17th November, 2016
Trump’s In, Let It Begin…
Where the people are voting for political estrange,
First Brexit, then Trump,
Next Europe to supply the bump,
Incomes haven’t risen, people aren’t heard,
It was only a matter of time until all this occurred,
It seems there will be a shift, from monetary to fiscal,
Infrastructure, tax cuts and possibly Yellen’s dismissal,
Whatever the policy, it should benefit working people,
With the ultimate aim of making everything more equal,
Will it succeed? No one knows yet,
One things for sure, no future is set.
At one point on 9th November, financial markets were preparing to open 5% lower. Enter “Brexit Playbook 2.0”, as initial panic gave way to increasing optimism. In what was one of the most astounding trading sessions ever, the US market went from -4.4% to 1.4% in the matter of hours. “Oh dear, we could be on the brink of World War 3” went to “mmm, cutting taxes could boost the economy.”
In fact, it is still pretty unclear which version of the new President will turn up on January 20th (that’s when he officially takes office), the brash, authoritarian who was there for most of the campaign trail, or the empathetic and considered fellow who turned up to thank Hillary Clinton on election morning. Given the complexity of the US political system, our first thoughts are that we will see a dumbed down version of the Trump political agenda. The Great Wall of Mexico and the crazy immigration policies will be voted against (even by his own party), with the more mainstream; namely tax cuts and infrastructure spending; forming the focus of the next administration.
Theoretically speaking, these should lead to better economic prospects for the US. Less tax on individuals and businesses “should” stimulate more spending and business investment. However, confidence is a big factor. With the little bit of extra pocket money, people will face the choice of spending more, or paying down their mortgage and credit cards. Given last week’s rioting and the scale of concern across the world, I would say the big man has a long way to go before he instils the confidence needed to get everyone spending.

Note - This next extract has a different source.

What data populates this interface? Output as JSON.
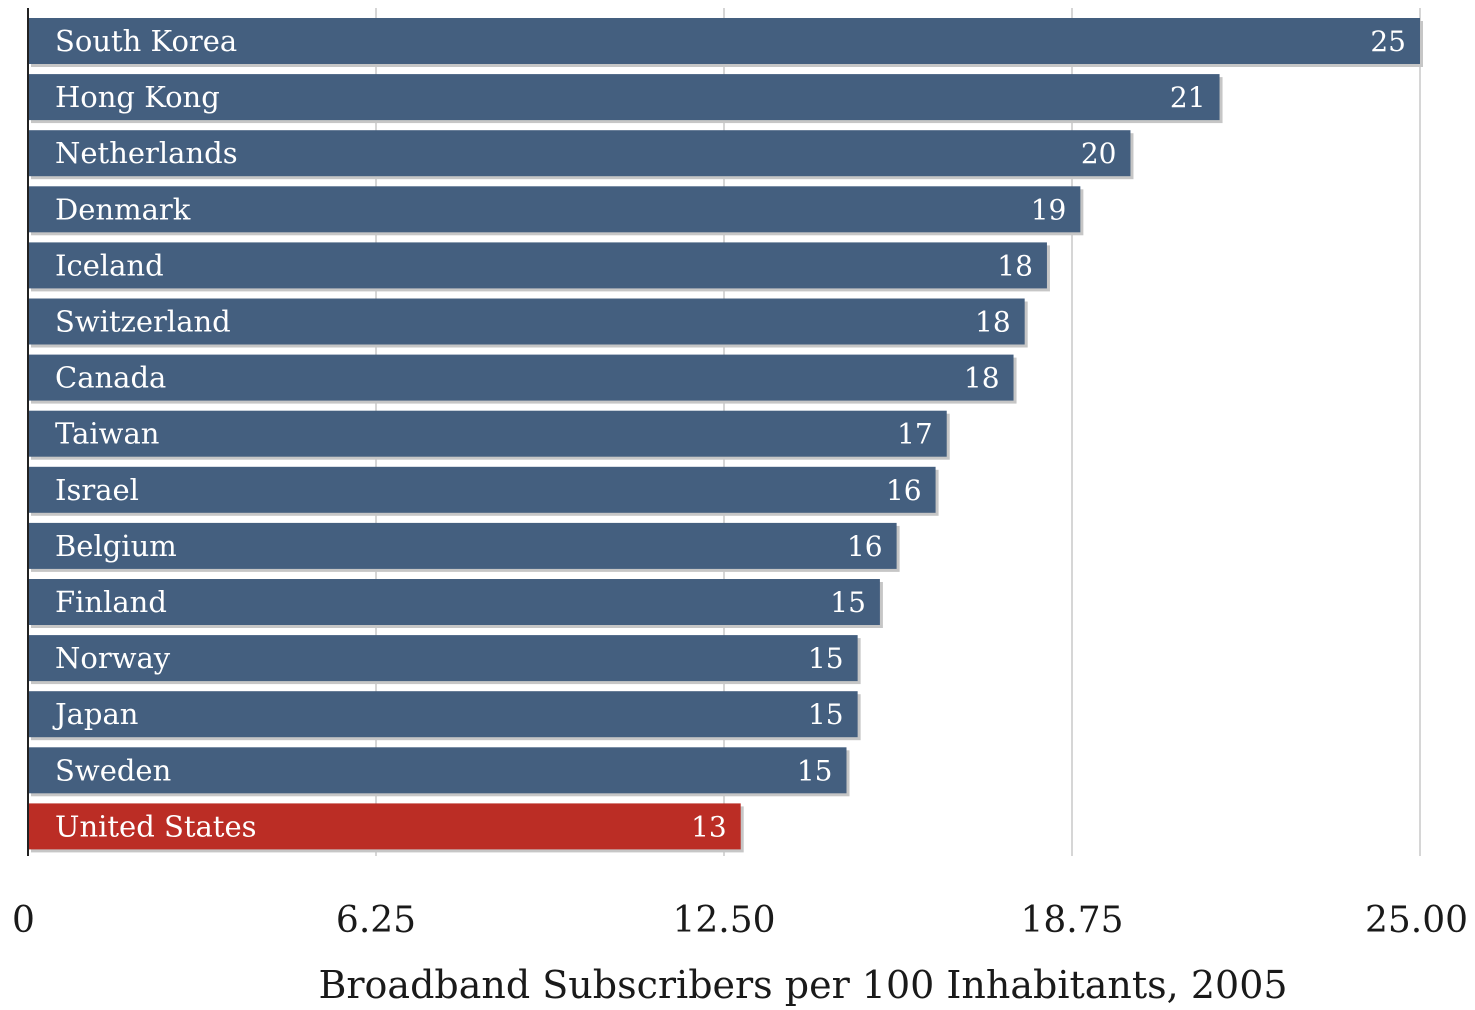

In addition, Donald has set out quite a protectionist agenda. He would like to scrap or amend some of the US’ key trade deals and impose tariffs on Mexico and China. Neither are good for overseas relations. The potential effects of this type of policy could counter his drive to stimulate internal economic growth, likely creating inflation and further uncertainty instead.
To summarise, no one – including Mr Trump – knows for sure what he will be able to do in the next four years. He has campaigned for revolutionary policy, but the outcome is likely to be a heavily watered-down version of his rhetoric. Economic progress will depend on the trade-off between growth-improving tax cuts and infrastructure spending, and the negative effects of policy uncertainty and poorer foreign relations. A redistribution of wealth and improved equality doesn’t seem a likely outcome either way.
Turning to the portfolios, Trump’s victory has not changed our current investment views. We remain cautious in the short-term, mindful that political events play an increasingly influential role in market sentiment and investor behaviour. There remain plenty of scope for political surprises. Over the next 18 months or so we have an abundance of European events that could tip the balance on the long-term prospects of the Eurozone. This starts with the Italian vote on reform on 4th December, so expect markets to quickly turn their attention to this event next. We will of course keep a very close eye on proceedings, avoiding the risks for now but picking up the subsequent opportunities as and when they are presented.